# Orca rear tire rub



## kupe (Sep 20, 2005)

Much to my dismay, I just found that my rear tire is rubbing at the rear brake bridge. Not that it should matter, but I just recently mounted a 25c Conti Grand Prix 4000. I certainly wouldn't have susected that would have made a difference. I was running a 23c before. I'm hoping against hope that it only rubbed throught the clear coat. It does seem like it's down to raw carbon though. It also seems like there's a high spot in the tire. Even with that, I wouldn't have expected the tolerance to be that tight.

Any insights?

Thanks,
Dan


----------



## rbarrosa (Jun 25, 2006)

I just tried to mount a wheel with a 25C tire on my 2009 Orca and had the same wheel rub issue, although for me I couldn't make a complete revolution with the wheel (so no rub on the clear coat). 

I don't recall ever hearing that the Orcas (or Orbeas in general) are meant for only 23C tires. I have a 2006 Onix where I have been running 25C tires with no rub and plenty of clearance at the brake bridge.
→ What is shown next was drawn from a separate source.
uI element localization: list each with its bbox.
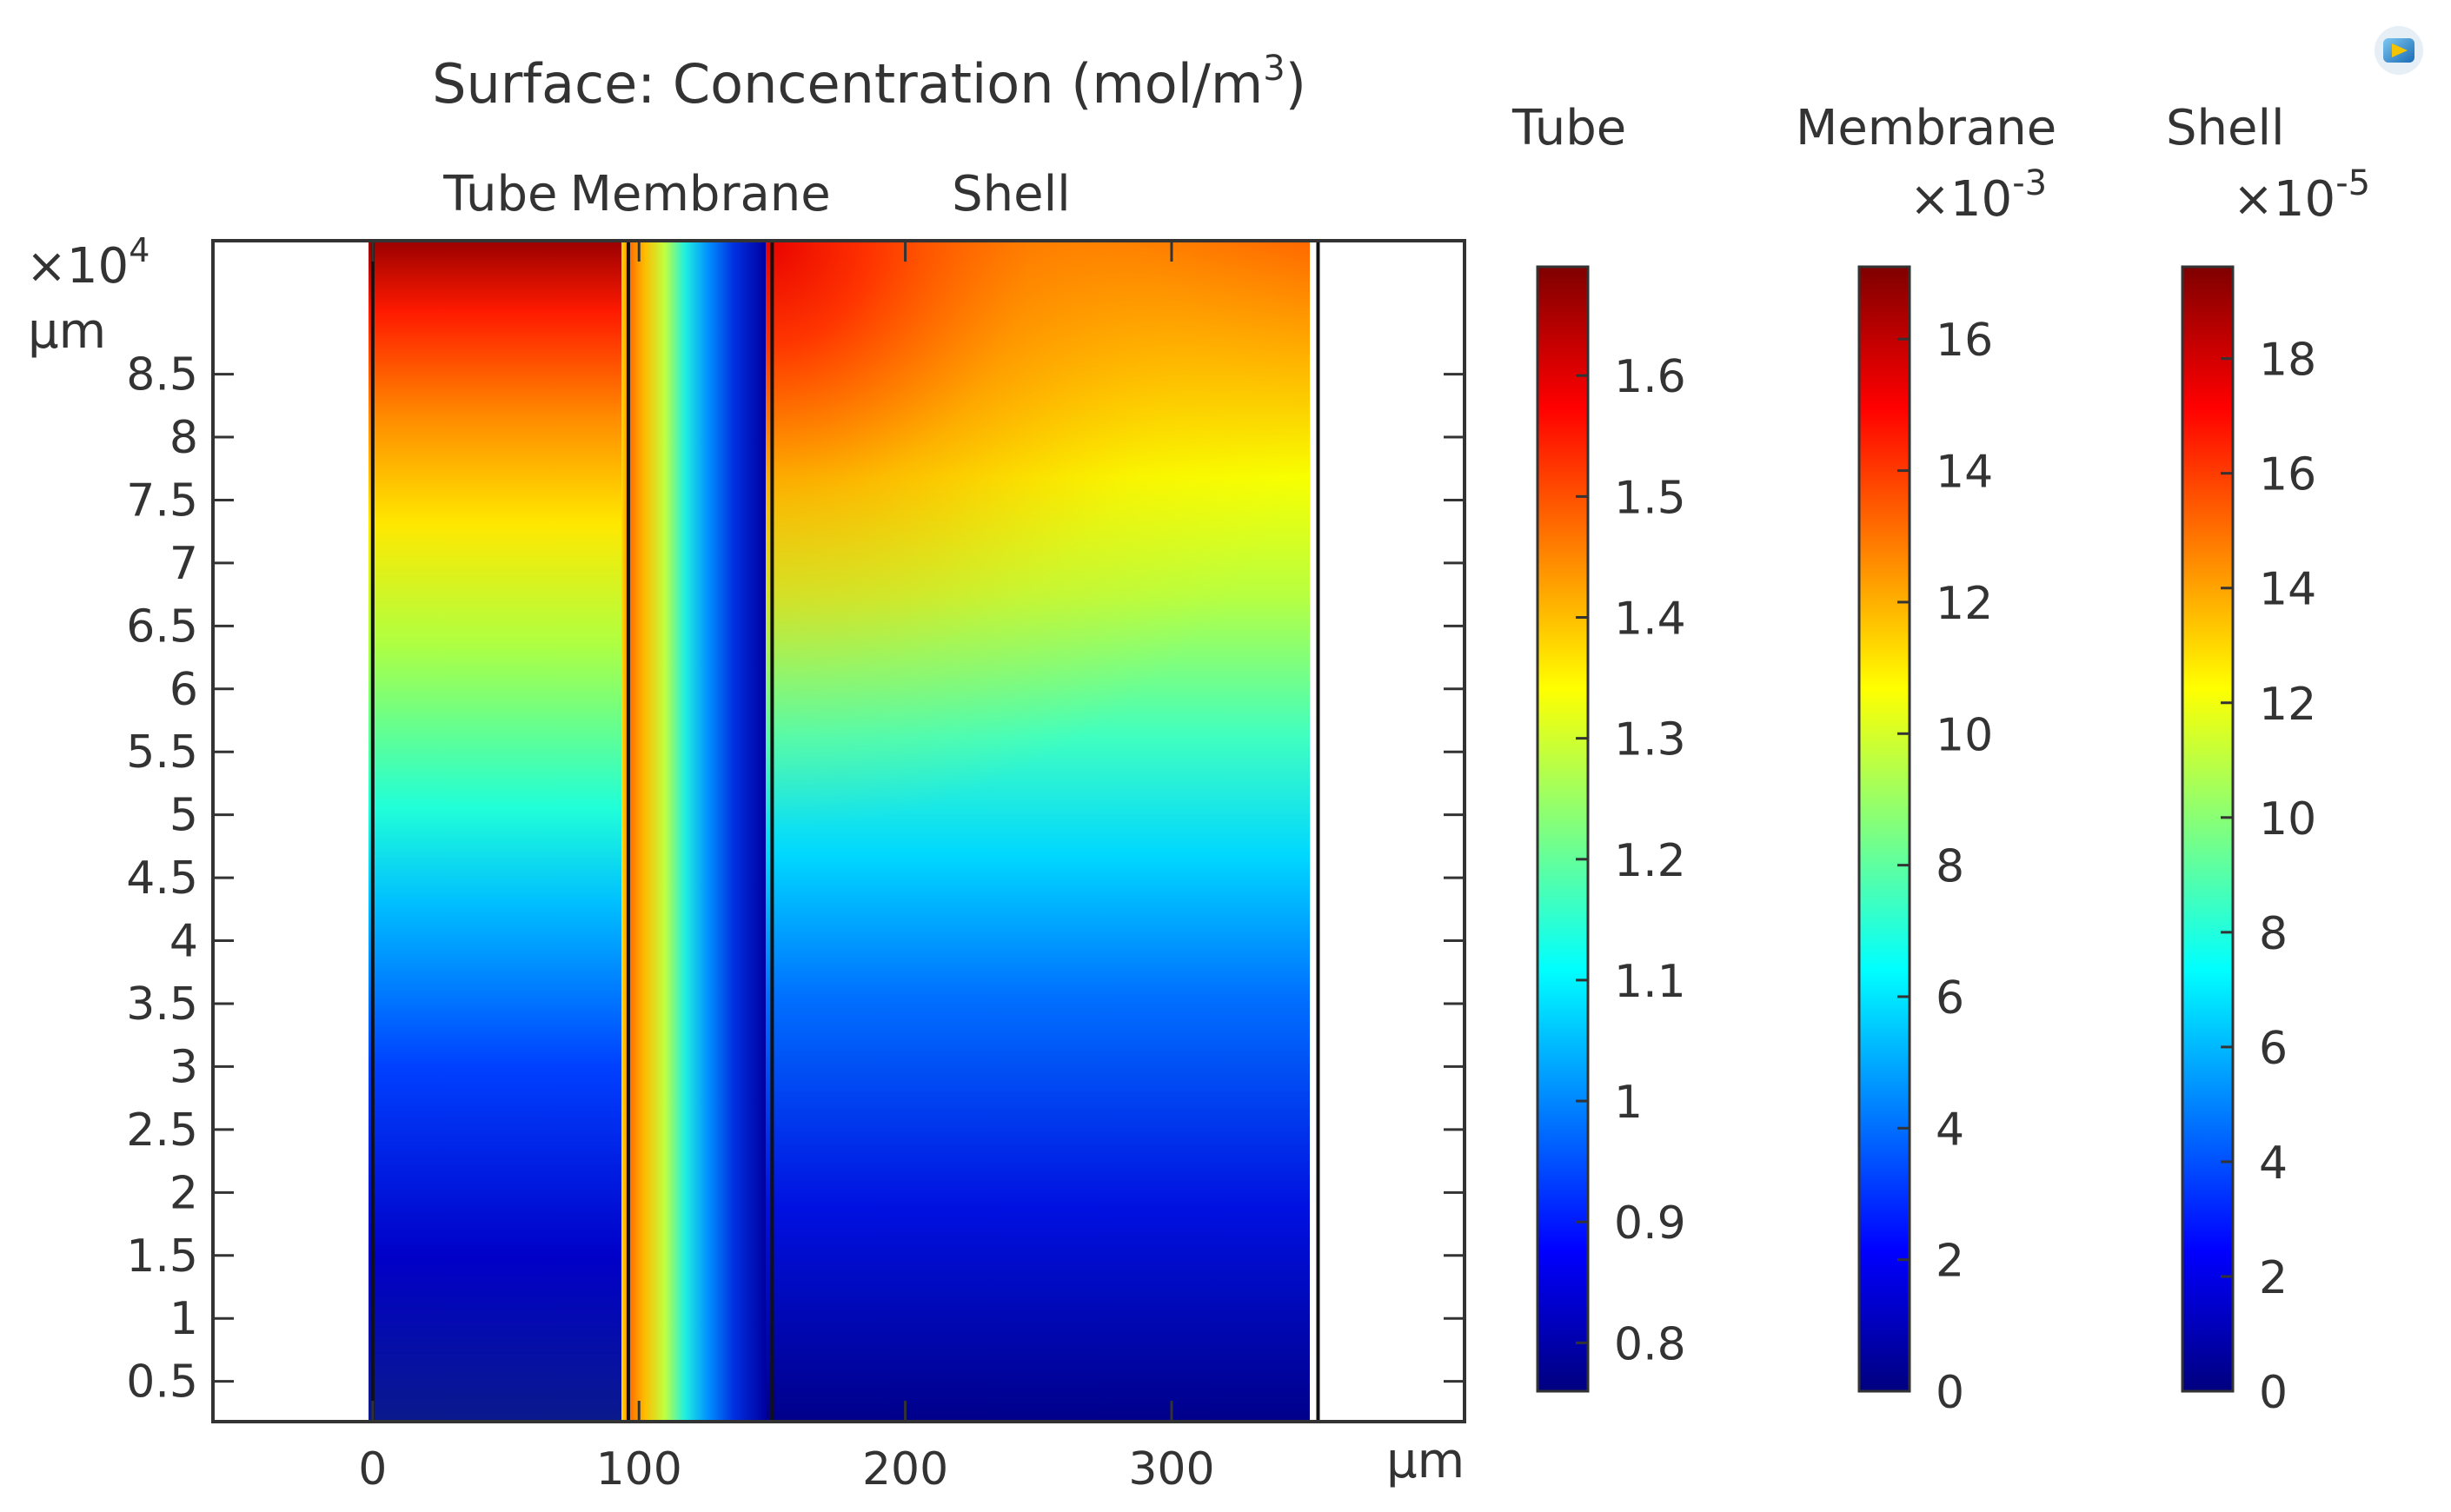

Anyone hear of Orcas only being able to use 23Cs (or less)?


----------



## mloywhite (Jan 26, 2006)

I had a bad rub problem with my first (of three) 2007 Orca. It rubbed badly with several tire/wheel combinations, and I had to return it to Orbea. The were great, replaced it immediately. The second one had a broken brake mount, only rode it once before I realized the problem. They sent me a new frame without waiting to receive the previous one, and I have about 5000 miles on the newest one with no problems at all. It does not rub, but there is no way I could go with anything bigger than a 23. That is no problem for me, but if you think you need to go bigger than a 23, don't get an Orca.


----------



## SlaminSam (Nov 1, 2007)

I have two Orbea's, an Onix (2007) and an Aqua (2008). The Onix has about 10mm of clearance with the FD clamp and the Aqua has about 1mm of clearance. I emailed Orbea about it and they told me the Aqua was designed around the 23c size tire. I could get a wider one one on both, but I fear the Aqua would have some issues.


----------